一人だけ抜け駆けしやがって、と多数の参加者の逆鱗に触れた。
横山の蹴りがヒットする。
このドマゾ許さねえ引導を渡してやる、と皆さん移動する前に西村袋叩きコースが開始。
汚い悲鳴を上げて西村私刑にまっしぐら。
本当にドマゾの天命を全うしている。
クソ、時間ないじゃん!
こんな変態蹴飛ばしてる場合じゃねえのに!
脱落覚悟で心中を図る生徒まで出てきた。
赤坂はそんなのはゴメンである。
さっさと進む。
ウギャァーーッ!
クリアしても次のゾーンに時間内に移動しないと失格。
西村何気にピンチだった。
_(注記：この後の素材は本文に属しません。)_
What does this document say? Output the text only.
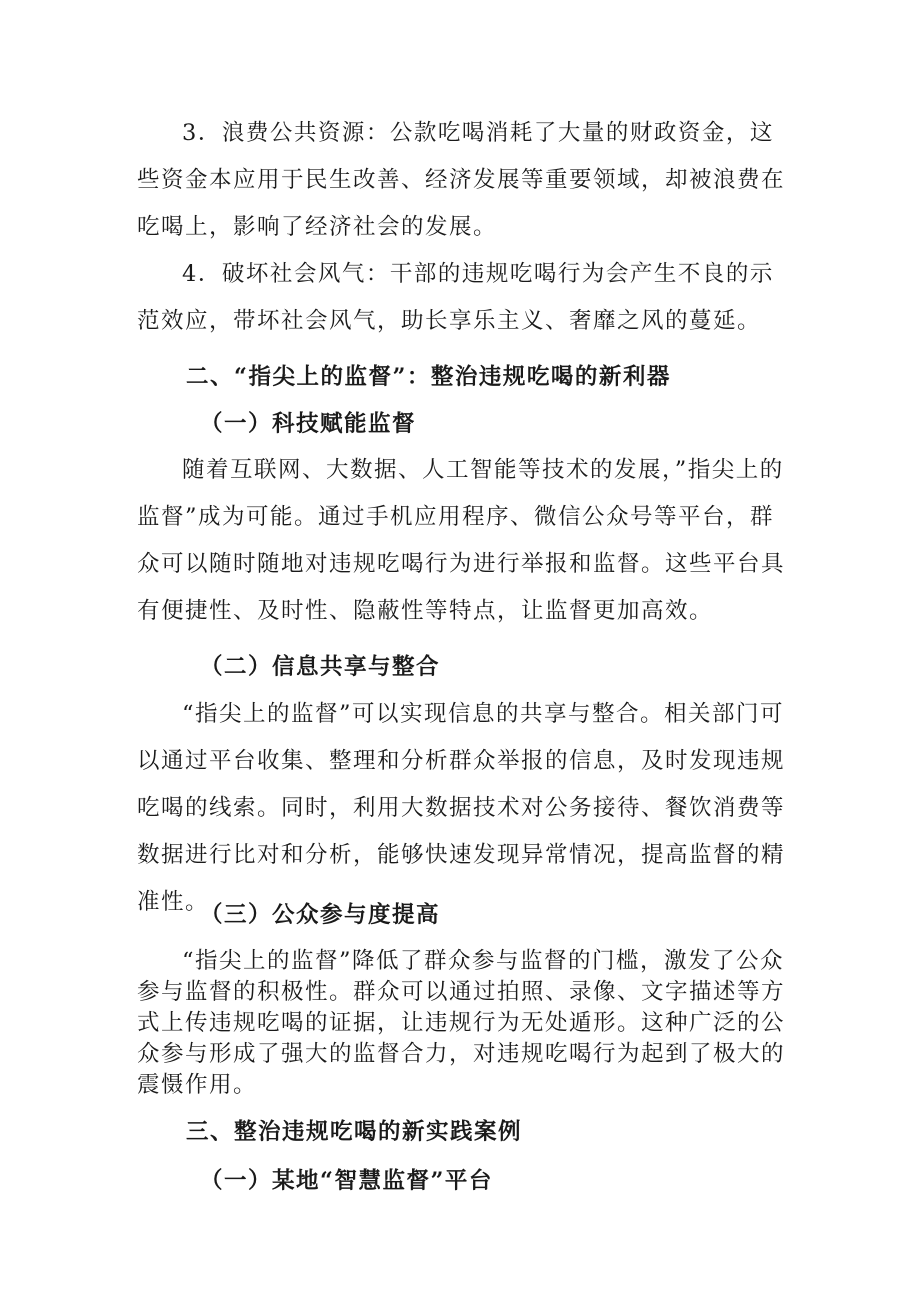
3．浪费公共资源：公款吃喝消耗了大量的财政资金，这些资金本应用于民生改善、经济发展等重要领域，却被浪费在吃喝上，影响了经济社会的发展。

4．破坏社会风气：干部的违规吃喝行为会产生不良的示范效应，带坏社会风气，助长享乐主义、奢靡之风的蔓延。

二、“指尖上的监督”：整治违规吃喝的新利器
（一）科技赋能监督

随着互联网、大数据、人工智能等技术的发展，”指尖上的监督”成为可能。通过手机应用程序、微信公众号等平台，群众可以随时随地对违规吃喝行为进行举报和监督。这些平台具有便捷性、及时性、隐蔽性等特点，让监督更加高效。

（二）信息共享与整合

“指尖上的监督”可以实现信息的共享与整合。相关部门可以通过平台收集、整理和分析群众举报的信息，及时发现违规吃喝的线索。同时，利用大数据技术对公务接待、餐饮消费等数据进行比对和分析，能够快速发现异常情况，提高监督的精准性。

（三）公众参与度提高

“指尖上的监督”降低了群众参与监督的门槛，激发了公众参与监督的积极性。群众可以通过拍照、录像、文字描述等方式上传违规吃喝的证据，让违规行为无处遁形。这种广泛的公众参与形成了强大的监督合力，对违规吃喝行为起到了极大的震慑作用。

三、整治违规吃喝的新实践案例
（一）某地“智慧监督”平台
理不尽な暴力はまだまだ続く。
横山と小泉は、急いで適当な教室へと駆け込んだ。
落ち着け、クールになれ私……
何かあるはずだ、何かが……!
片っ端からあさっていく。
たとえそれでもっていけても解答ができなければ意味がない。
理科室に行ければ良いのだが、生憎と1階にあるため移動不可。
出た時点で負け決定。なのでヒントを探す。
これって!?
思わず声が出た。
何と横山、残り時間僅かで最高の引きを見せた。
あさっていた机の中から、元素記号をテーマにしたBL漫画を発見したのだ。
尚、ここは彼女と同じ学年の生徒の教室。
置き忘れていった黒歴史の漫画である。
中身を拝見して、該当する項目を発見。
小泉!
これ、使おう!
うぇぇ!?
び、びーえる……!?
意気揚々と取り出して、それを見た持ち主が破滅の絶叫を上げるのもお構いなしに、後輩に見せる。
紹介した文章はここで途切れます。